Bidirectional scanning force microscopy probes with co-resonant sensitivity enhancement

In dynamic scanning force microscopy (dSFM) an oscillating micromechanical cantilever equipped with an interaction tip is used to provide sub-nanometer spatial resolution data on force gradient related properties of the tip-sample interaction. Our bidirectional dSFM probes provide lateral as well as perpendicular force gradient sensitivity with in-situ-switching capability between the operation directions by employing a special geometry and the first two flexural modes of the cantilever. These probes rely only on basic vertical excitation and detection schemes and are therefore compatible with standard dSFM equipment. A way to increase the sensitivity of the lateral mode is given by a co-resonant detection concept.

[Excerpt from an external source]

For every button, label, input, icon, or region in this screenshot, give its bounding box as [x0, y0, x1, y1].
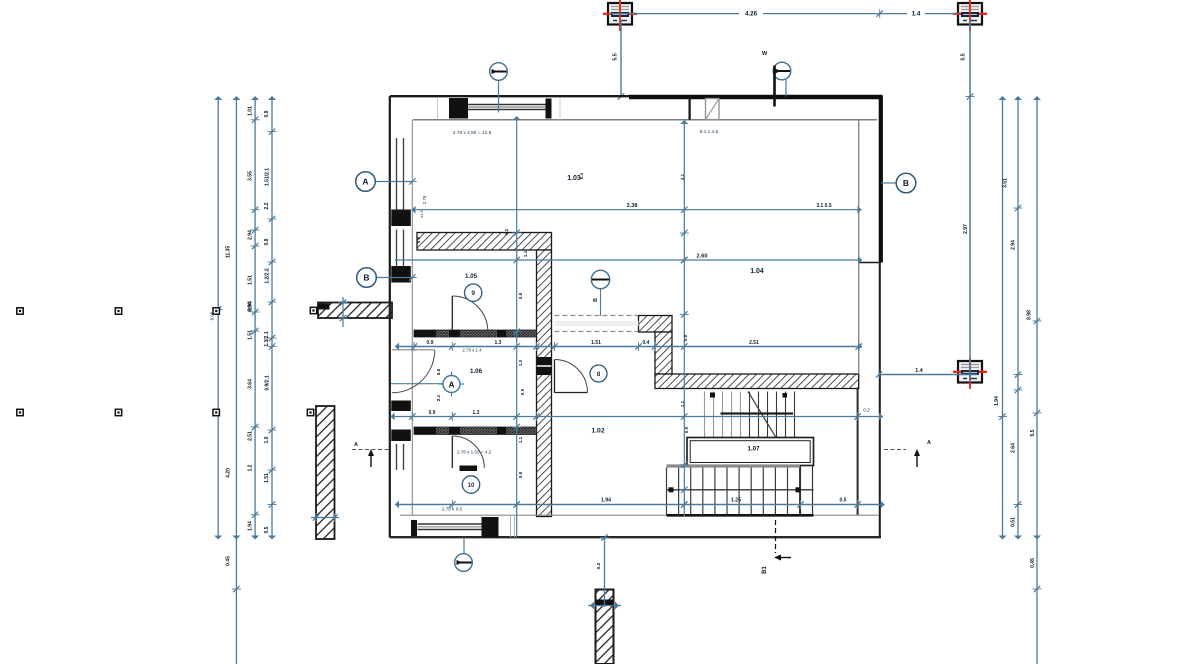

In the framework of this concept the ease of detection of a micromechanical oscillator, in our case a microstructured cantilever, is combined with the high force gradient sensitivity of a nanomechanical low-stiffness and low-mass carbon nanotube oscillator. The resonance frequency of the nanotube is adjusted via mass deposition to be close to the lateral sensitivity resonance frequency of the cantilever. This ensures that the oscillatory state of the coupled cantilever-nanotube system has an increased sensitivity to force gradients but still retains the easy detection of the oscillation of the cantilever. The amplified sensitivity is experimentally verified by comparing data on magnetic measurements acquired with such a co-resonant sensor with calculations for a standard bidirectional sensor.